Traiteurs guard their prayers until their obligation is activated by a request from someone, meaning that participants must seek out treatment from someone who does not volunteer their services. A traiteur’s knowledge of the rules leading to the laying on of hands as well as the particulars of performance assures his or her reputation as a specialist. The participant—often given details of the process beforehand by family members—initiates the request for traitement by naming and narrating their experience of their illness. Once this request is completed, the traiteur performs prayers to seek healing for the participant, typically repeating the incantation three times in 15-minute intervals. Although there are variations on frequency and timing, most audiences comprising the participant and any other family members are aware of the spacing of prayers. The ritual format of speaking between traiteur and participant has a performative efficacy and plays a role in the healing process: the cultural belief in naming the illness releases it and invokes the communal value of reciprocity.

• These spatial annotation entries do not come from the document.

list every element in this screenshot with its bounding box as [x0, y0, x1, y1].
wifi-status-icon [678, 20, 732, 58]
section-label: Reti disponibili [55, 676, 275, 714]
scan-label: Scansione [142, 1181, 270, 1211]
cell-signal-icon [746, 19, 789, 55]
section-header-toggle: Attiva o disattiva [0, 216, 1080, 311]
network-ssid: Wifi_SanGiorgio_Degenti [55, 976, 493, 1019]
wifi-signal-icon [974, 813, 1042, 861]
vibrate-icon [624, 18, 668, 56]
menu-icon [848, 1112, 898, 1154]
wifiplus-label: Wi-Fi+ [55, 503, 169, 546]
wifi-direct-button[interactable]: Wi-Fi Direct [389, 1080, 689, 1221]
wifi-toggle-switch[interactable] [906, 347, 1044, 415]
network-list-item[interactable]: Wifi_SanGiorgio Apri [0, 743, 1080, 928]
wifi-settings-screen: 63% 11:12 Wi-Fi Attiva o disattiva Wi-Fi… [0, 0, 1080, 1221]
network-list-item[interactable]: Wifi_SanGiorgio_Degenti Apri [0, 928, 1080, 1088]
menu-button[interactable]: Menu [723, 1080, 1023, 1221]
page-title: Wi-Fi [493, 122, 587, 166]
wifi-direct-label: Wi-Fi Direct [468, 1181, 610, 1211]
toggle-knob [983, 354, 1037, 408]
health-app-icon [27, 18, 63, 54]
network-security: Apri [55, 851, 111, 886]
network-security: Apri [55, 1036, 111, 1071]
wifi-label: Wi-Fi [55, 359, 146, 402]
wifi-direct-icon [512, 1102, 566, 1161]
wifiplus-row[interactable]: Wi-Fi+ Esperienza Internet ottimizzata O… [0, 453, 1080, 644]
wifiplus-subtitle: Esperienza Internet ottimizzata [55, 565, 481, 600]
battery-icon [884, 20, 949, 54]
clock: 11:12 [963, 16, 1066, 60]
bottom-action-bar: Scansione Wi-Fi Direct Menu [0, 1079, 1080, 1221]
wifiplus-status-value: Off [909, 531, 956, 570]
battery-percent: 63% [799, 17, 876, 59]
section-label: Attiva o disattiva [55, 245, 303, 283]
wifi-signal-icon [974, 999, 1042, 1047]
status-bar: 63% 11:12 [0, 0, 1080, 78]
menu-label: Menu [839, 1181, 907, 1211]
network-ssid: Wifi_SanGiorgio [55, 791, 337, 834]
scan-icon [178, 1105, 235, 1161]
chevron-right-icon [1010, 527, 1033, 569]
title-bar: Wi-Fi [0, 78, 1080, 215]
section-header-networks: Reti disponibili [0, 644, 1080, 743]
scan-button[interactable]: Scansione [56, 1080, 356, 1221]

Traiteurs view their words and prayers as both a gift and a vocation, which implies an obligation towards the voisinage, or community. As traiteur Eunice Duhon explains: “My father told me that I absolutely cannot refuse to treat anybody. He said: ‘When someone comes—if they are Black or white—treat them.’ Because, he said, ‘They have the same pain that we have.’ So, I will treat everyone.” An individual’s request for a traitement activates a latent obligation to give to the community. The request sets in motion the circulation of mots pour maux, or “words for illness.” While there is no payment—anything resembling a payment is refused—gifts are accepted in the form of money left behind on the kitchen table, food offerings left on the doorstep at a later date, etc. Thus, a component of the healing process is learning to give in a culturally defined manner.
Verbal and Herbal Healing
Using traitement means accessing a community response to illness and therefore serves as a viable answer to illness. The traiteur whispers a prayer, lays on hands, or makes the sign of the cross over the affected body area. There is a reverence for the prayers, which are not audible. As Vincent Mouton, a participant in traitement, observes, “Sometimes they said prayers, but I could not hear. I saw them make the sign of the cross. . . Supposedly, they were treating you. They sat in a chair in front of everyone. They would excuse themselves and treated you.” At a moment such as this, a traiteur could share remedies depending on the illness, as traiteur E. Davidson shares: “I treat them. And then, I tell them to put some whiskey with some camphor in it. And mix it together, then you brush it [the mixture], there, then pass it where the shingles are.” A traitement could also include the transference of an illness to an object, such as marking a tree with the height of a child. When the child grows past it, his or her asthma will diminish. With warts, participants bury a potato blessed by a traiteur, and when the potato rots, the wart will disappear. The following are a few examples of herbal remedies: Grain de Mamou (Erythrina herbacea), which can be crushed and made into a tea for colds, or orange flower, which can make a tea for a cough. Home remedies include baking soda (in a bath for rashes or prickly heat), rice water (used with baking soda as a drink for food poisoning), or carrot water (for jaundice). The examples of natural remedies, home remedies, and traitements indicate an understanding of illness that reflects a community’s interaction with the environment.